The current Google product search which is a free listing of indexed products will be replaced by paid ads– so-called product listing ads (PLAs) which will be charged to advertisers on a cost-per-click basis. Whilst there has been much debate over the potential loss of traffic and sales, with particular concerns raised by advertisers, at QUISMA, we see it as an opportunity for product marketing.

To create PLAs you won’t need keywords or ad copy. The ads are delivered automatically if a user’s search query matches a product in the advertiser’s merchant centre feed. Because of this optimising your feed is crucial and online store operators who may not have invested in this previously will now, with the conversion to a paid system, have a lot of catching-up to do. On the flipside however, a well optimised feed can result in a very positive effect on the ads’ conversion probability and allow advertisers to use their budget far more efficiently.

The new PLAs also appear in a more prominent placement- either on top of the page in the top positions, or on the right hand side of the page above the search results, and includes product picture, title, price, and the retailer’s name.
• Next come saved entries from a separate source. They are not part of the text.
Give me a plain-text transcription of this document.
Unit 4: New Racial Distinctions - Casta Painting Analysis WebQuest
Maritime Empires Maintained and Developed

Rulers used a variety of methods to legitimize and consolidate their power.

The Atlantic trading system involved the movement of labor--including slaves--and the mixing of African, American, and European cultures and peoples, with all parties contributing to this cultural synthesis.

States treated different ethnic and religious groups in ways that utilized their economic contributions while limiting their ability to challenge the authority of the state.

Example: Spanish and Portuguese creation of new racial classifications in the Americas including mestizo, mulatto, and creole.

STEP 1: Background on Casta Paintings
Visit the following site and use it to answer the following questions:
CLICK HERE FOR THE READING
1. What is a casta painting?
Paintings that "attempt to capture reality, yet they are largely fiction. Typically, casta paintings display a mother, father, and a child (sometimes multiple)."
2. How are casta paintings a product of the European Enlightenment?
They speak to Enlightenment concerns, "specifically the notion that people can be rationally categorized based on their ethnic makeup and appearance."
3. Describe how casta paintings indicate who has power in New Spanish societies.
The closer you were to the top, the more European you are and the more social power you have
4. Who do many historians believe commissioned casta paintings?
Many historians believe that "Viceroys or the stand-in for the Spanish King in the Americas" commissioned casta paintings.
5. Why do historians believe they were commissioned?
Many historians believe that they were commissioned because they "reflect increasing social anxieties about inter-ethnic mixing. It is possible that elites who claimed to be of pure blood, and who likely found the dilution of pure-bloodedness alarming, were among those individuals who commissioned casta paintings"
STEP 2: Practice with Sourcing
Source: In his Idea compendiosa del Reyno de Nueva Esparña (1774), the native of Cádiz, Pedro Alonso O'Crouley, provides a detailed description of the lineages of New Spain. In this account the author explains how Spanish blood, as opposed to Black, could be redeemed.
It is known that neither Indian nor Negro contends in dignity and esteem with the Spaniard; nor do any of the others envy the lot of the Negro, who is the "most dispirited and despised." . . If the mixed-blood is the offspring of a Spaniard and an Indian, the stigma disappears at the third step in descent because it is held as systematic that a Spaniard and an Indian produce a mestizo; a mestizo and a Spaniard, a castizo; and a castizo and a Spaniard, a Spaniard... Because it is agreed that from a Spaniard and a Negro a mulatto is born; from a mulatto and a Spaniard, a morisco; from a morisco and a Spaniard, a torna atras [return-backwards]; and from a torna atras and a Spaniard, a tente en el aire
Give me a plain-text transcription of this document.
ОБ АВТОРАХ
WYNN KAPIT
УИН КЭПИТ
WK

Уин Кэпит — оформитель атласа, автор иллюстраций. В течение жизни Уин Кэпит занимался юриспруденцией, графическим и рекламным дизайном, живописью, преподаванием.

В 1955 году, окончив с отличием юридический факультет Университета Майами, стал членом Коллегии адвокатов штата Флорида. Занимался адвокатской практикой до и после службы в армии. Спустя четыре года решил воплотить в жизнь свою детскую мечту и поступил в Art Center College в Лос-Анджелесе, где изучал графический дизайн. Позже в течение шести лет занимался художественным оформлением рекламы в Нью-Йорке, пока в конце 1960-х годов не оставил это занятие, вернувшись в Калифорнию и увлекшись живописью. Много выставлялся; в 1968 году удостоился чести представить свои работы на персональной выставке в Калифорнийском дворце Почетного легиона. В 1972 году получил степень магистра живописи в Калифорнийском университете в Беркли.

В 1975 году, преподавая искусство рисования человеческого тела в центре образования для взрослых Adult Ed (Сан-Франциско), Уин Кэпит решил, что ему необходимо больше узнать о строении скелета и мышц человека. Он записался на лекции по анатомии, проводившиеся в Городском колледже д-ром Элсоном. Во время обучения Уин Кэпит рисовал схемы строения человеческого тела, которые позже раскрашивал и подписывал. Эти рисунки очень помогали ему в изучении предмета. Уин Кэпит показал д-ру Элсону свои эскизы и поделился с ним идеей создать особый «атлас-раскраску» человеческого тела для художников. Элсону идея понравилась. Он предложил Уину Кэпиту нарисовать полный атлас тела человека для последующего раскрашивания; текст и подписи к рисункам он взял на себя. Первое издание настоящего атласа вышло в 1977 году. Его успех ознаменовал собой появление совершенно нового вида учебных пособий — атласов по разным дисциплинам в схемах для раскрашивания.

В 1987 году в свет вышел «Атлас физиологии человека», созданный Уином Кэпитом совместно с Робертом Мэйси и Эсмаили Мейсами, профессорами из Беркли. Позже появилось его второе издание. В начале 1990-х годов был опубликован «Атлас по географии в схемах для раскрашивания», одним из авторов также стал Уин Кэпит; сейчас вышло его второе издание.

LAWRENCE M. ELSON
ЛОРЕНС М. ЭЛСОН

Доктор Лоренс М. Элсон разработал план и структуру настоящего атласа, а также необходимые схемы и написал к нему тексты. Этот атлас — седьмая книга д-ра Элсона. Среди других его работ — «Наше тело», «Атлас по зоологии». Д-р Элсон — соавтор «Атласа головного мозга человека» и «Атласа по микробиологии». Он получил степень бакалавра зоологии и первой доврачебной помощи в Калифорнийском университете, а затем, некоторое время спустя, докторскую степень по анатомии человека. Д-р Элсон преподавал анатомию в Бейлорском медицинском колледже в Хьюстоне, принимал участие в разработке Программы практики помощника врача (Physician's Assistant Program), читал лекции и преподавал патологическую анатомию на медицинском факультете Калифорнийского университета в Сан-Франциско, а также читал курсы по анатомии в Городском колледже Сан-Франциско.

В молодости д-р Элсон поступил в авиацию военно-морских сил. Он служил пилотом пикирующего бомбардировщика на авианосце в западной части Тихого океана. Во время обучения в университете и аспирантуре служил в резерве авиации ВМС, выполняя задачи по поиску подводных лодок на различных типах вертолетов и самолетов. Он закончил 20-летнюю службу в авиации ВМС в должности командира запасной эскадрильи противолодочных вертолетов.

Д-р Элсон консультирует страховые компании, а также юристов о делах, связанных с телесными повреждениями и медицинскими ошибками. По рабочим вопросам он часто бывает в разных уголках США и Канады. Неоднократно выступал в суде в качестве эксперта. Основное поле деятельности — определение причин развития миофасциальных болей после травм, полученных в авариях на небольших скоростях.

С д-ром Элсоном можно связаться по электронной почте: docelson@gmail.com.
This attracts far more attention compared to the previous placement:

 

PLA in top position with five suppliers

PLA in top position with five suppliers

 

PLA in top right hand position with three suppliers

PLA in top right hand position with three suppliers

Moreover, with the right technology you can measure the “performance per product”, which allows a more targeted and cost-efficient optimisation of the campaign regardless of whether it is a product-related CPC-adaptation, or an automated pausing and reactivating of products.

For the PLA setup we recommend a detailed campaign structure, which needs to be created with suitable filters (e.g. brand and product category). Having a quick look at recently searched for keywords in the search campaigns will also be quite helpful. To be competitive, product prices should also be taken into account.

Advertisers should prioritise the product response as they do on the use of a bid management system, to optimally distribute the bids per product. The customer journey should also be taken into consideration, so the budget for the PLAs can be optimally distributed, based on the collected data.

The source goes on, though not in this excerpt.